Newly trained Iraqi government soldiers and police are gradually shouldering more of the security burden. Small, largely unreported gains are improving the quality of life for Iraqis.

The election of a new and hopefully inclusive government in Iraq, political accommodations, and offers of amnesty may create divisions in insurgent ranks and co-opt some. Military pounding and political maneuver could eventually reduce the insurgency to manageable brigandage. The insurgents' increasingly indiscriminate attacks could galvanize the local population against them.

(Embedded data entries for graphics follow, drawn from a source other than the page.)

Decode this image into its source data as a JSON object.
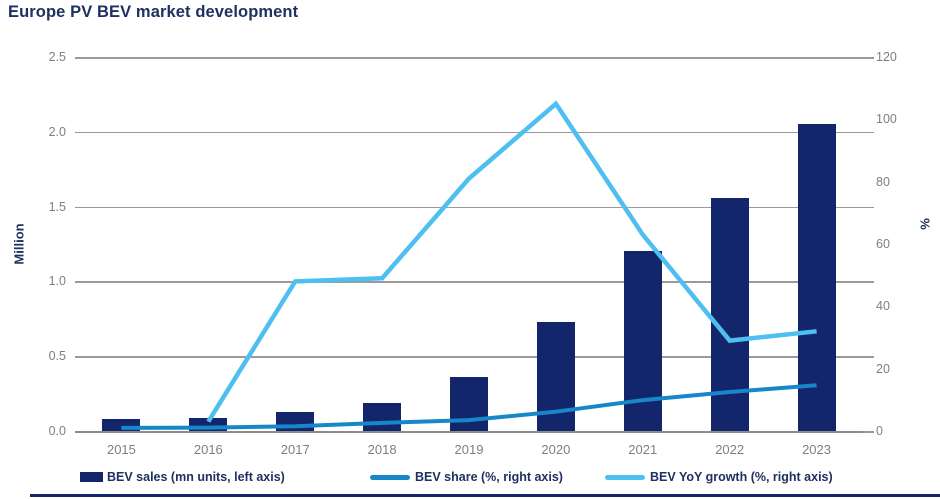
{
  "title": "Europe PV BEV market development",
  "colors": {
    "navy": "#13266b",
    "medium_blue": "#1787c9",
    "light_blue": "#4dbff0",
    "heading": "#1f3161",
    "gridline": "#9a9a9a",
    "axis_line": "#8c8c8c",
    "tick_label": "#7f7f7f"
  },
  "chart_data": {
    "type": "bar+line combo",
    "title": "Europe PV BEV market development",
    "categories": [
      "2015",
      "2016",
      "2017",
      "2018",
      "2019",
      "2020",
      "2021",
      "2022",
      "2023"
    ],
    "series": [
      {
        "name": "BEV sales (mn units, left axis)",
        "type": "bar",
        "axis": "left",
        "color_key": "navy",
        "values": [
          0.08,
          0.09,
          0.13,
          0.19,
          0.36,
          0.73,
          1.2,
          1.56,
          2.05
        ]
      },
      {
        "name": "BEV share (%, right axis)",
        "type": "line",
        "axis": "right",
        "color_key": "medium_blue",
        "values": [
          1.0,
          1.1,
          1.5,
          2.6,
          3.5,
          6.2,
          9.9,
          12.5,
          14.7
        ]
      },
      {
        "name": "BEV YoY growth (%, right axis)",
        "type": "line",
        "axis": "right",
        "color_key": "light_blue",
        "values": [
          null,
          3,
          48,
          49,
          81,
          105,
          63,
          29,
          32
        ]
      }
    ],
    "left_axis": {
      "title": "Million",
      "min": 0,
      "max": 2.5,
      "ticks": [
        "2.5",
        "2.0",
        "1.5",
        "1.0",
        "0.5",
        "0.0"
      ]
    },
    "right_axis": {
      "title": "%",
      "min": 0,
      "max": 120,
      "ticks": [
        "120",
        "100",
        "80",
        "60",
        "40",
        "20",
        "0"
      ]
    },
    "grid": true,
    "legend_position": "bottom"
  }
}
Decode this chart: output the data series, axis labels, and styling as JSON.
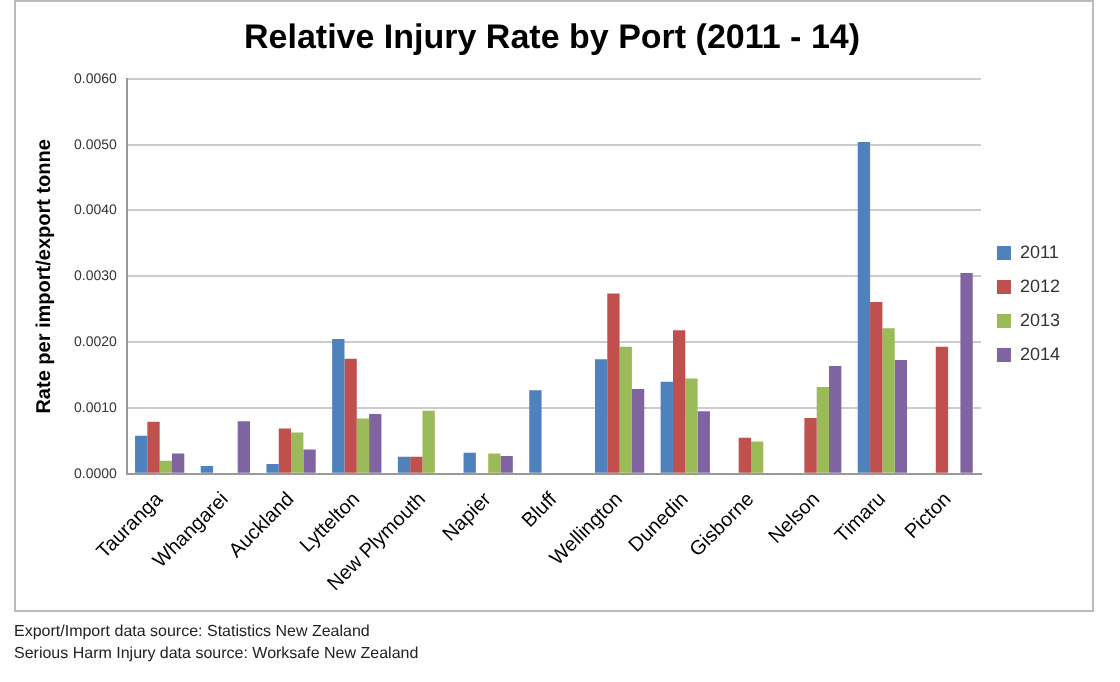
{
  "chart_data": {
    "type": "bar",
    "title": "Relative Injury Rate by Port (2011 - 14)",
    "ylabel": "Rate per import/export tonne",
    "categories": [
      "Tauranga",
      "Whangarei",
      "Auckland",
      "Lyttelton",
      "New Plymouth",
      "Napier",
      "Bluff",
      "Wellington",
      "Dunedin",
      "Gisborne",
      "Nelson",
      "Timaru",
      "Picton"
    ],
    "series": [
      {
        "name": "2011",
        "color": "#4f81bd",
        "values": [
          0.00058,
          0.00012,
          0.00015,
          0.00205,
          0.00026,
          0.00032,
          0.00127,
          0.00174,
          0.0014,
          null,
          null,
          0.00504,
          null
        ]
      },
      {
        "name": "2012",
        "color": "#c0504d",
        "values": [
          0.00079,
          null,
          0.00069,
          0.00175,
          0.00026,
          null,
          null,
          0.00274,
          0.00218,
          0.00055,
          0.00085,
          0.00261,
          0.00193
        ]
      },
      {
        "name": "2013",
        "color": "#9bbb59",
        "values": [
          0.0002,
          null,
          0.00063,
          0.00084,
          0.00096,
          0.00031,
          null,
          0.00193,
          0.00145,
          0.00049,
          0.00132,
          0.00221,
          null
        ]
      },
      {
        "name": "2014",
        "color": "#8064a2",
        "values": [
          0.00031,
          0.0008,
          0.00037,
          0.00091,
          null,
          0.00027,
          null,
          0.00129,
          0.00095,
          null,
          0.00164,
          0.00173,
          0.00305
        ]
      }
    ],
    "ylim": [
      0,
      0.006
    ],
    "yticks": [
      {
        "value": 0,
        "label": "0.0000"
      },
      {
        "value": 0.001,
        "label": "0.0010"
      },
      {
        "value": 0.002,
        "label": "0.0020"
      },
      {
        "value": 0.003,
        "label": "0.0030"
      },
      {
        "value": 0.004,
        "label": "0.0040"
      },
      {
        "value": 0.005,
        "label": "0.0050"
      },
      {
        "value": 0.006,
        "label": "0.0060"
      }
    ],
    "grid": "y",
    "legend": "right",
    "annotations": [
      "Export/Import data source: Statistics New Zealand",
      "Serious Harm Injury data source: Worksafe New Zealand"
    ]
  }
}
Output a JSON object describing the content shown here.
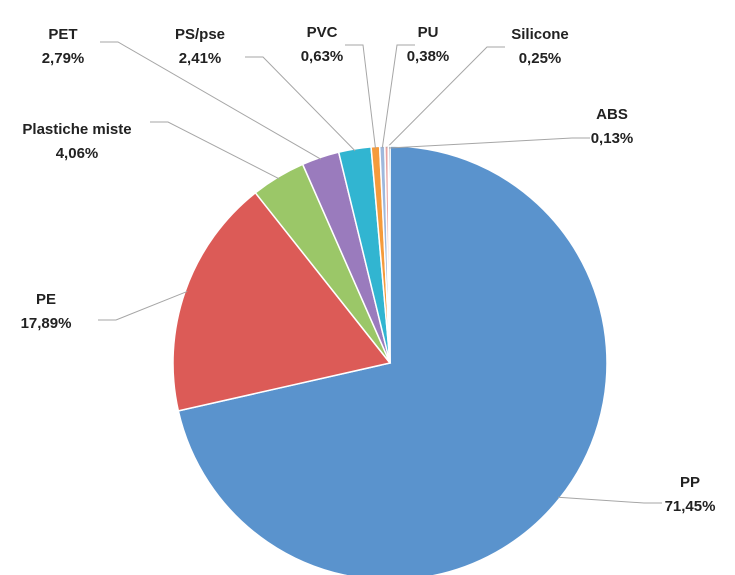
{
  "chart_data": {
    "type": "pie",
    "categories": [
      "PP",
      "PE",
      "Plastiche miste",
      "PET",
      "PS/pse",
      "PVC",
      "PU",
      "Silicone",
      "ABS"
    ],
    "values": [
      71.45,
      17.89,
      4.06,
      2.79,
      2.41,
      0.63,
      0.38,
      0.25,
      0.13
    ],
    "value_labels": [
      "71,45%",
      "17,89%",
      "4,06%",
      "2,79%",
      "2,41%",
      "0,63%",
      "0,38%",
      "0,25%",
      "0,13%"
    ],
    "colors": [
      "#5a93cd",
      "#dc5b57",
      "#9bc768",
      "#9a7bbd",
      "#31b5d1",
      "#f59b3c",
      "#9fb8dc",
      "#e9a3a1",
      "#2d4f78"
    ]
  }
}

On the other hand, insurgents could carry out spectacular and costly attacks against US forces, undermining claims of progress and strengthening arguments for prompt withdrawal.

Iraq could collapse into fighting between religious and ethnic groups leading to even more disorder and violence. A tragic error in targeting or new revelations of abuse by coalition forces could intensify hostility in Iraq and cause revulsion in the United States.

Wars are determined by often unpredictable events. The military triumph proclaimed by the United States in May 2003 gave no clue of the mess in Iraq today. But neither do today's bloody images and briefing charts tell us where Iraq will be two years from now.

We only know that, for at least the short term, the fighting will continue.


Brian Michael Jenkins is a senior adviser to the president of the RAND Corporation, a nonprofit organization.